The real gems on this collection oddly enough are a couple of out-there Three Degrees tracks, which are exceptional. I can’t ever remember hearing anything as astonishing as these songs - very deep, very strange, very lovely. But there’s not a weak track on this set. And what a year Soul Jazz are having.

One of the points often made in the book on the 1980s London mod scene is how hard it was to get hold of the source mod sounds unless you were well-off. There were not gorgeous collections like the Soul Jazz sets of Philadelphia roots. There were not even CDs. There wasn’t even Kent Records at the start of the ‘80s.

So, the capital’s new generation of mods sort of went the opposite way to their predecessors. They started out as lumpen mod proles, but those that stuck with it really refined their act, and erm “shaped up and sharpened up”. So the scene dreamers were wont to be wanting an original Sue 7” rather than a new parka. Which is how it should be.

And then there was Kent Records who as the ‘80s progressed did make available so many mod source sounds in an extremely classy manner. So it’s appropriate that it is Kent that has just released a sumptious CD called The Soul of Sue, with a tasty Guy Stevens photo on the cover. Stevens, the mod god who bridged the gap from running the UK arm of Sue in the ‘60s providing the young mods’ all-important r’n’b education to producing The Clash’s London Calling at the end of the ‘70s when the new generation of mods was finding its feet.

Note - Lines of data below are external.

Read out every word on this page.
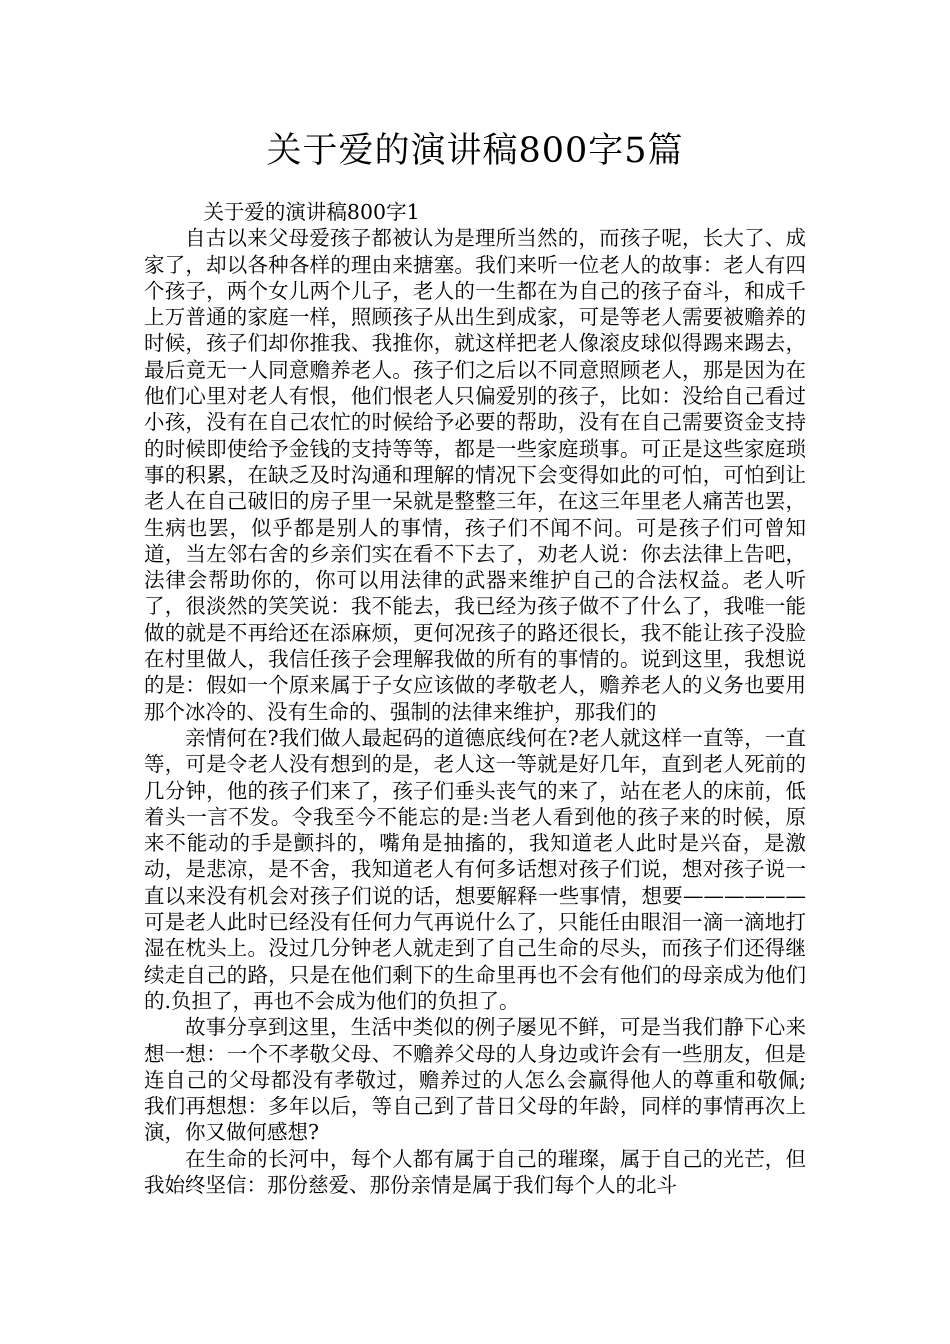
关于爱的演讲稿800字5篇

关于爱的演讲稿800字1

自古以来父母爱孩子都被认为是理所当然的，而孩子呢，长大了、成家了，却以各种各样的理由来搪塞。我们来听一位老人的故事：老人有四个孩子，两个女儿两个儿子，老人的一生都在为自己的孩子奋斗，和成千上万普通的家庭一样，照顾孩子从出生到成家，可是等老人需要被赡养的时候，孩子们却你推我、我推你，就这样把老人像滚皮球似得踢来踢去，最后竟无一人同意赡养老人。孩子们之后以不同意照顾老人，那是因为在他们心里对老人有恨，他们恨老人只偏爱别的孩子，比如：没给自己看过小孩，没有在自己农忙的时候给予必要的帮助，没有在自己需要资金支持的时候即使给予金钱的支持等等，都是一些家庭琐事。可正是这些家庭琐事的积累，在缺乏及时沟通和理解的情况下会变得如此的可怕，可怕到让老人在自己破旧的房子里一呆就是整整三年，在这三年里老人痛苦也罢，生病也罢，似乎都是别人的事情，孩子们不闻不问。可是孩子们可曾知道，当左邻右舍的乡亲们实在看不下去了，劝老人说：你去法律上告吧，法律会帮助你的，你可以用法律的武器来维护自己的合法权益。老人听了，很淡然的笑笑说：我不能去，我已经为孩子做不了什么了，我唯一能做的就是不再给还在添麻烦，更何况孩子的路还很长，我不能让孩子没脸在村里做人，我信任孩子会理解我做的所有的事情的。说到这里，我想说的是：假如一个原来属于子女应该做的孝敬老人，赡养老人的义务也要用那个冰冷的、没有生命的、强制的法律来维护，那我们的

亲情何在?我们做人最起码的道德底线何在?老人就这样一直等，一直等，可是令老人没有想到的是，老人这一等就是好几年，直到老人死前的几分钟，他的孩子们来了，孩子们垂头丧气的来了，站在老人的床前，低着头一言不发。令我至今不能忘的是:当老人看到他的孩子来的时候，原来不能动的手是颤抖的，嘴角是抽搐的，我知道老人此时是兴奋，是激动，是悲凉，是不舍，我知道老人有何多话想对孩子们说，想对孩子说一直以来没有机会对孩子们说的话，想要解释一些事情，想要——————可是老人此时已经没有任何力气再说什么了，只能任由眼泪一滴一滴地打湿在枕头上。没过几分钟老人就走到了自己生命的尽头，而孩子们还得继续走自己的路，只是在他们剩下的生命里再也不会有他们的母亲成为他们的.负担了，再也不会成为他们的负担了。

故事分享到这里，生活中类似的例子屡见不鲜，可是当我们静下心来想一想：一个不孝敬父母、不赡养父母的人身边或许会有一些朋友，但是连自己的父母都没有孝敬过，赡养过的人怎么会赢得他人的尊重和敬佩;我们再想想：多年以后，等自己到了昔日父母的年龄，同样的事情再次上演，你又做何感想?

在生命的长河中，每个人都有属于自己的璀璨，属于自己的光芒，但我始终坚信：那份慈爱、那份亲情是属于我们每个人的北斗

This Kent collection is an absolute goldmine and the ultimate mod private party soundtrack. One of the songs music loving Johnny Peel used to play a lot when I was knee high was the TV Personalities’ 'Part Time Punks', with its immortal reference to the young punks pogoing in their bedrooms (but only when their mums were out). Well, just as now we can have enjoy a sublime Sue soundtrack, and imagine we are out on the floor at The Scene club in our desert boots and black crew necks, so it was with the Peel show every night that the challenging sounds of everyone from the Gang Of Four and Delta 5 to the Prefects and Subway Sect would invade our bedrooms, mess with our minds, and leave us with crazy notions of what pop should be.

I really thought The Pop Group and Slits and Blue Orchids and Wah! and Wire were out and out pop. This strangeness is what I grew up with, and John Peel played all this music. We will never ever know if anyone else would’ve. We will never know if anyone other than Guy Stevens would have been in the right place at the right time to popularise black r’n’b in the ‘60s. We will never know if anyone other than Joe Strummer could have sung about the White Man In Hammersmith Palais. We will never know if anyone else could have changed the world of pop like the Ramones. We will never know if anyone else could have directly involved me in pop like Hurrah!

I will never forget hearing The Fall performing 'Industrial Estate' in session on the John Peel show on 15 June 1978. It’s all we talked about the next day at school. I was 14. Five years later I used to desperately hope John Peel would play 'Hip Hip' by Hurrah! every night. He didn’t. I can forgive him now. As Max Miller used to say: “You’ve got to like him ladies, there’ll never be another!”